Xerox's quarterly revenue growth isn't impressive, but its ability to post quarterly earnings growth of 10% despite the poor growth in revenue is.

Current Valuation and Recent Trading Activity

Xerox has a current price-to-earnings value of 8.9X and a price-to-book value of 1.00X with earning per share of $1.09.

XRX is currently trading at $9.69, $0.31 shy if its 52-week high and $3.59 higher than its 52-week low. It is trading above both its 200-day moving average of $8.66 and its 50-day moving average of $9.40.

Earnings

Xerox has met or exceeded earnings estimates in each of its last seven quarters, beating estimates in each of the last three. For Q2, XRX reported earnings of $.027 per share, three cents higher than the estimate of $0.24 per share.

The company issued guidance for earnings of $0.24 to $0.26 per share for Q3 of this year, with an adjusted EPS of $1.09 to $1.15 for fiscal year 2013.

Company Outlook

Xerox has paid a consistent quarterly dividend of $0.0425 per share since 2008. This year it increased the dividend to $0.0575 per share. With a payout ratio of just 20% and operating cash flow of $533 million, the company's dividend appears safe.
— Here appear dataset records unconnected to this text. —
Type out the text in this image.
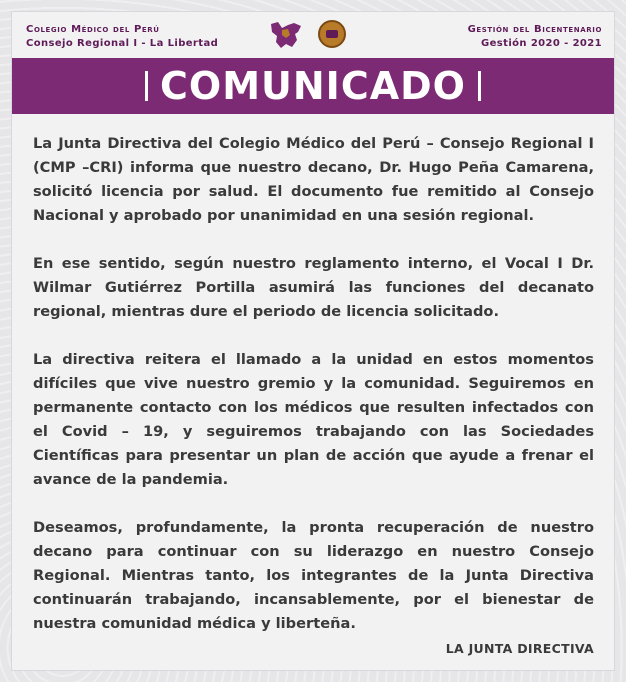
Colegio Médico del Perú
Consejo Regional I - La Libertad
Gestión del Bicentenario
Gestión 2020 - 2021
COMUNICADO

La Junta Directiva del Colegio Médico del Perú – Consejo Regional I (CMP –CRI) informa que nuestro decano, Dr. Hugo Peña Camarena, solicitó licencia por salud. El documento fue remitido al Consejo Nacional y aprobado por unanimidad en una sesión regional.

En ese sentido, según nuestro reglamento interno, el Vocal I Dr. Wilmar Gutiérrez Portilla asumirá las funciones del decanato regional, mientras dure el periodo de licencia solicitado.

La directiva reitera el llamado a la unidad en estos momentos difíciles que vive nuestro gremio y la comunidad. Seguiremos en permanente contacto con los médicos que resulten infectados con el Covid – 19, y seguiremos trabajando con las Sociedades Científicas para presentar un plan de acción que ayude a frenar el avance de la pandemia.

Deseamos, profundamente, la pronta recuperación de nuestro decano para continuar con su liderazgo en nuestro Consejo Regional. Mientras tanto, los integrantes de la Junta Directiva continuarán trabajando, incansablemente, por el bienestar de nuestra comunidad médica y liberteña.

LA JUNTA DIRECTIVA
XRX's revenue for Q2 increased 1% with service revenues up 5%. Considering services account for 55% of company revenue, this increase (as Donald Trump would say) is "huge."

Xerox recently completed the sale of its North American paper business and has entered into an agreement to sell its European paper business. It seems to me that the company is making the necessary changes required to concentrate on its core revenue streams (such as its platform of printers and multifunction devices and its document technology) and ensure that Xerox remains a profitable company for its next 107 years. I believe that Xerox is currently a solid buy and will definitely reward long-term investors.

Conclusion

With solid financials, strong management, and a commitment to shareholders, I feel that these three companies reviewed above (LSI, CRY, and XRX) are all solid buys at the moment. Each company provides a safe and possibly growing dividend and in my opinion has currently undervalued stocks.

Later this week, I will follow up this article with a second article related to three cheap stocks I feel should be avoided. I hope in the future to submit continuing "rounds" for each of the articles, reviewing additional cheap stocks that I think are currently "worth a buy" or "should be avoided."